A newly assertive Māori caucus in the Labour-led Government, led by firebrand Willy Jackson, started to make demands the wider public didn’t support. This was initially held in check by the coalition with New Zealand First - that all changed after the 2020 Covid election. Labour had an absolute majority and the only grouping within Parliament with the numbers to derail the Government was its own Māori caucus.
They used their new power prodigiously – raising the expectations of iwi Māori and unsettling many non-Māori. The two biggest issues among many were Māori seats on councils and Māori veto rights on Three Waters entities – neither of which were campaigned on.
Once again a sizeable group of non-Māori New Zealanders were starting to feel excluded from democratic decision-making.
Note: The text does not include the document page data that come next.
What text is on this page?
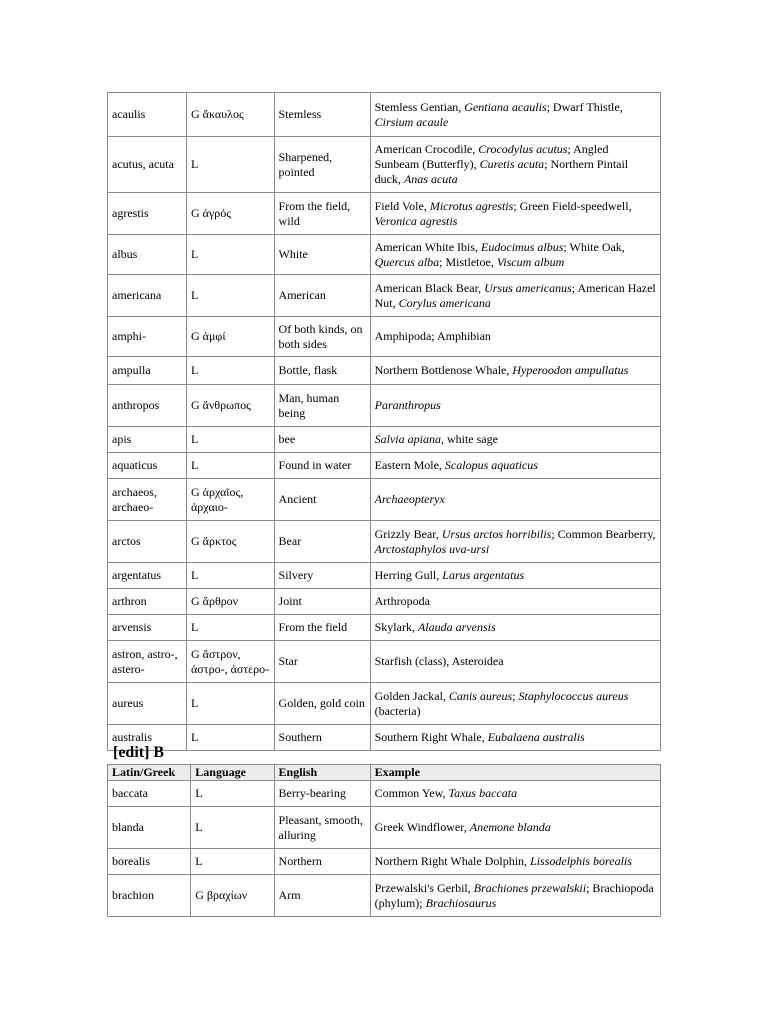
acaulis	G ἄκαυλος	Stemless	Stemless Gentian, Gentiana acaulis; Dwarf Thistle, Cirsium acaule
acutus, acuta	L	Sharpened, pointed	American Crocodile, Crocodylus acutus; Angled Sunbeam (Butterfly), Curetis acuta; Northern Pintail duck, Anas acuta
agrestis	G ἀγρός	From the field, wild	Field Vole, Microtus agrestis; Green Field-speedwell, Veronica agrestis
albus	L	White	American White Ibis, Eudocimus albus; White Oak, Quercus alba; Mistletoe, Viscum album
americana	L	American	American Black Bear, Ursus americanus; American Hazel Nut, Corylus americana
amphi-	G ἀμφί	Of both kinds, on both sides	Amphipoda; Amphibian
ampulla	L	Bottle, flask	Northern Bottlenose Whale, Hyperoodon ampullatus
anthropos	G ἄνθρωπος	Man, human being	Paranthropus
apis	L	bee	Salvia apiana, white sage
aquaticus	L	Found in water	Eastern Mole, Scalopus aquaticus
archaeos, archaeo-	G ἀρχαῖος, ἀρχαιο-	Ancient	Archaeopteryx
arctos	G ἄρκτος	Bear	Grizzly Bear, Ursus arctos horribilis; Common Bearberry, Arctostaphylos uva-ursi
argentatus	L	Silvery	Herring Gull, Larus argentatus
arthron	G ἄρθρον	Joint	Arthropoda
arvensis	L	From the field	Skylark, Alauda arvensis
astron, astro-, astero-	G ἄστρον, ἀστρο-, ἀστερο-	Star	Starfish (class), Asteroidea
aureus	L	Golden, gold coin	Golden Jackal, Canis aureus; Staphylococcus aureus (bacteria)
australis	L	Southern	Southern Right Whale, Eubalaena australis
[edit] B
Latin/Greek	Language	English	Example
baccata	L	Berry-bearing	Common Yew, Taxus baccata
blanda	L	Pleasant, smooth, alluring	Greek Windflower, Anemone blanda
borealis	L	Northern	Northern Right Whale Dolphin, Lissodelphis borealis
brachion	G βραχίων	Arm	Przewalski's Gerbil, Brachiones przewalskii; Brachiopoda (phylum); Brachiosaurus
Once again politicians picked up on those concerns, and both Act and New Zealand First made explicit “one New Zealand”-style commitments at the 2023 election which resonated with many. Political pendulums that swing out also tend to swing back - and that is what we are seeing now.
Rhetoric post-election has got heated on both sides. Many iwi representatives who have got used to seeing their wishlist fulfilled are not happy at the change, and egged on by the more extreme guise of the current Māori Party are using deliberately inflammatory language.
On the other side, the more extreme types are getting wound up about stuff they didn’t care about six years ago, pushing back for example on the use of Māori language in any context, rather than just the Māorification of the names of government agencies, which to be fair has taken on something of a virtuous sanctimony within the public service.
The “Principles of the Treaty” debate may or may not be the debate we have to have, but we are having it.
Unsurprisingly, the solution to all of this is in the middle. Broadly 80 per cent of New Zealanders across all ethnicities want to just feel like we all belong. They see us as a multicultural society which is at the same time proud of our unique Māori heritage. They want to see improvements in outcomes for disadvantaged Māori, but they don’t want to feel excluded themselves on the basis of ethnicity. They believe historic breaches of the Treaty should be remedied, and they also believe one person, one vote is sacrosanct.
They are uncomfortable with public service ministries being divided on ethnic grounds but they do believe there is room for different types of service provision to different groups, including ethnic groups. These days, no one bats an eyelid at the Wānanga or Whānau Ora – both of which do great work.
The truth is that if we go back far enough, all of our ancestors moved here. It is also a truth that a treaty was signed between the British Crown and indigenous Māori. It is true we have done a better job than most countries in reconciling our indigenous culture and history with the benefits, challenges and opportunities of modern Western life, but it is also true we have much more to do.
What we need now is our new Prime Minister to pick up the challenge and chart a path that ensures the broad middle holds. As we head towards Waitangi Weekend, we should celebrate what brings us together not the relatively minor differences that drive us apart.
We are a small country. Our strength is in celebrating our diversity and our shared history, encouraging initiative and personal responsibility, and working to provide opportunities for all. In that way lies success. Political and social media-fuelled angst from either extreme about our differences only drives us apart.